More than $80 million has been wagered on a Polymarket market tied to Strategy’s Bitcoin sales, with the outcome now heading to a final dispute process after the company disclosed that it sold 32 BTC before the market’s May 31 deadline.
Summary
- A Polymarket market with more than $80 million in volume entered a dispute after Strategy disclosed a 32 Bitcoin sale that occurred before the May 31 deadline.
- Polymarket proposed a “No” resolution, arguing that confirmation of the sale was not publicly available within the market’s timeframe.
- The final outcome now rests with UMA tokenholders after users challenged the proposed resolution and questioned how the market’s rules should be applied.
Polymarket users have challenged the platform’s proposed resolution of a market that asked whether Strategy would sell Bitcoin by May 31, after the company revealed in a regulatory filing that it sold 32 BTC worth roughly $2.5 million between May 26 and May 31.
Polymarket bet on MicroStrategy sales. Source: Polymarket.Although the transaction took place within the period specified by the market, Strategy disclosed the sale on June 1. Based on that timing, Polymarket moved to resolve the market as “No,” arguing that confirmation of the sale did not emerge before the market’s deadline.
By Tuesday, trading activity on the market had exceeded $80 million as users continued to debate whether the result should depend on when the sale occurred or when it became publicly known.

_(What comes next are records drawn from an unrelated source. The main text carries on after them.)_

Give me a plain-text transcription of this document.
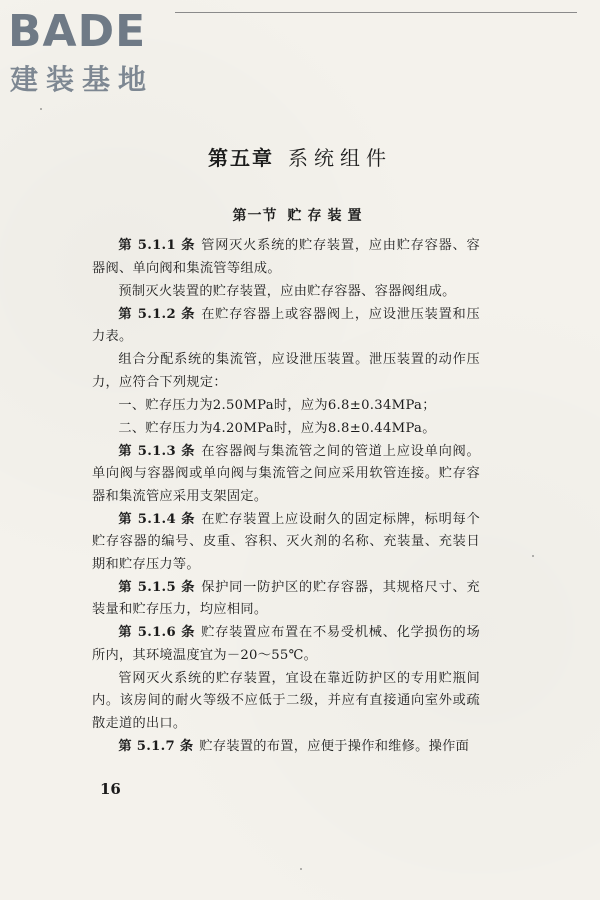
BADE
建装基地
第五章 系统组件
第一节 贮存装置

第 5.1.1 条 管网灭火系统的贮存装置，应由贮存容器、容器阀、单向阀和集流管等组成。

预制灭火装置的贮存装置，应由贮存容器、容器阀组成。

第 5.1.2 条 在贮存容器上或容器阀上，应设泄压装置和压力表。

组合分配系统的集流管，应设泄压装置。泄压装置的动作压力，应符合下列规定：

一、贮存压力为2.50MPa时，应为6.8±0.34MPa；

二、贮存压力为4.20MPa时，应为8.8±0.44MPa。

第 5.1.3 条 在容器阀与集流管之间的管道上应设单向阀。单向阀与容器阀或单向阀与集流管之间应采用软管连接。贮存容器和集流管应采用支架固定。

第 5.1.4 条 在贮存装置上应设耐久的固定标牌，标明每个贮存容器的编号、皮重、容积、灭火剂的名称、充装量、充装日期和贮存压力等。

第 5.1.5 条 保护同一防护区的贮存容器，其规格尺寸、充装量和贮存压力，均应相同。

第 5.1.6 条 贮存装置应布置在不易受机械、化学损伤的场所内，其环境温度宜为－20～55℃。

管网灭火系统的贮存装置，宜设在靠近防护区的专用贮瓶间内。该房间的耐火等级不应低于二级，并应有直接通向室外或疏散走道的出口。

第 5.1.7 条 贮存装置的布置，应便于操作和维修。操作面

16
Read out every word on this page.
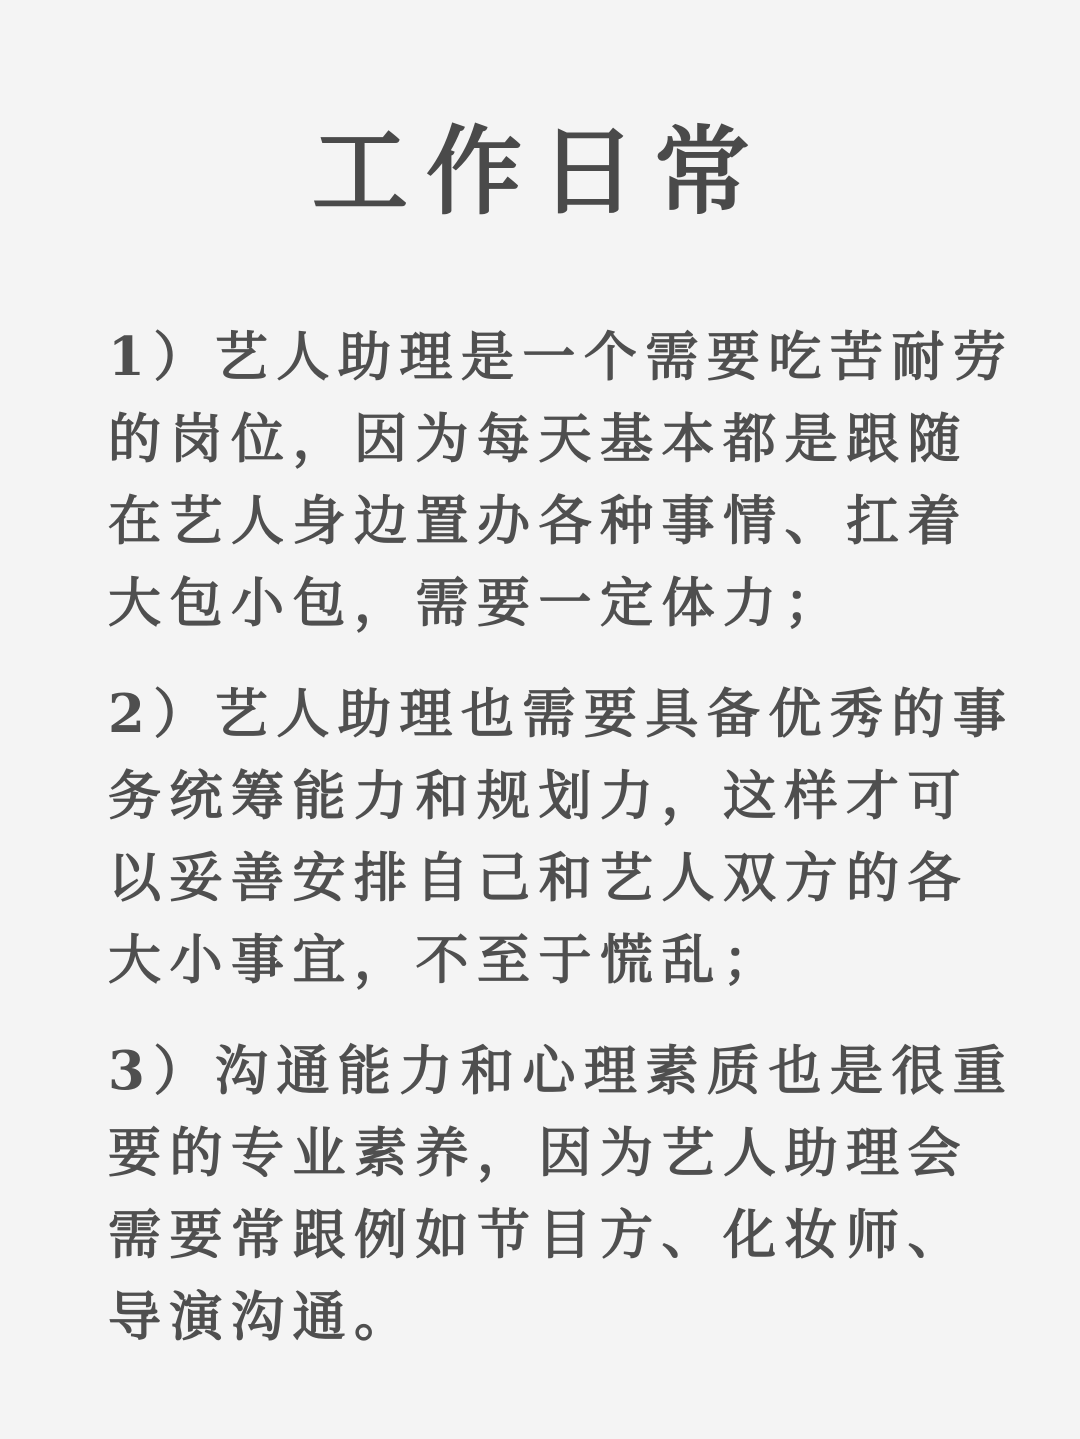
工作日常

1）艺人助理是一个需要吃苦耐劳
的岗位，因为每天基本都是跟随
在艺人身边置办各种事情、扛着
大包小包，需要一定体力；

2）艺人助理也需要具备优秀的事
务统筹能力和规划力，这样才可
以妥善安排自己和艺人双方的各
大小事宜，不至于慌乱；

3）沟通能力和心理素质也是很重
要的专业素养，因为艺人助理会
需要常跟例如节目方、化妆师、
导演沟通。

In an update posted to the market page, Polymarket said confirmation achieved outside the market’s timeframe does not qualify for resolution purposes. The platform added that no information from Strategy, on-chain data, or a consensus of credible reporting confirmed a Bitcoin sale before the deadline expired.
Users push back against proposed outcome
Across the market’s comment section, several participants criticized the proposed resolution and argued that the underlying event occurred before May 31 regardless of when the company disclosed it.
One user wrote that Polymarket should “trade truth, not technicalities,” while another said the outcome had caused them to lose confidence in the platform. A separate commenter described the decision as “unbelievable.”
As the dispute continued, the market remained heavily priced in favor of a “No” outcome, with approximately 99.9% odds attached to that result despite objections from holders of “Yes” shares.
Because two proposed resolutions have already been disputed, the final decision now falls to holders of the UMA token, which powers the oracle system used by Polymarket to settle markets. According to the market’s rules, the review process can take up to two days.
Source: Polymarket.Polymarket noted that if no statement is issued by 12:00 a.m. UTC on Wednesday, the order book will be cleared.
The controversy emerged shortly after Strategy reported its first Bitcoin sale since 2022. The company, formerly known as MicroStrategy, disclosed Monday that it had sold 32 BTC while continuing to hold more than $60 billion worth of Bitcoin.
Strategy’s decision drew attention because the firm had long maintained that it would never sell its Bitcoin holdings. Following the disclosure on June 1, Bitcoin fell 2.5% to $70,815 within five hours, according to market data.
Other Strategy-related prediction markets asking whether the company would sell Bitcoin by June 30 and Dec. 31 have already resolved to “Yes” without disputes.
For participants in the May 31 market, however, the final outcome now depends on how UMA voters interpret the timing of confirmation versus the timing of the sale itself.
As previously reported on crypto.news, last year a separate Polymarket dispute emerged over a market asking whether Ukrainian President Volodymyr Zelenskyy would wear a suit during a specified period.
The market generated roughly $237 million in volume and eventually went to UMA tokenholders after participants disagreed over whether Zelenskyy’s military-style attire met the definition of a suit.
The case drew criticism from some users, who argued that subjective interpretations could influence market outcomes.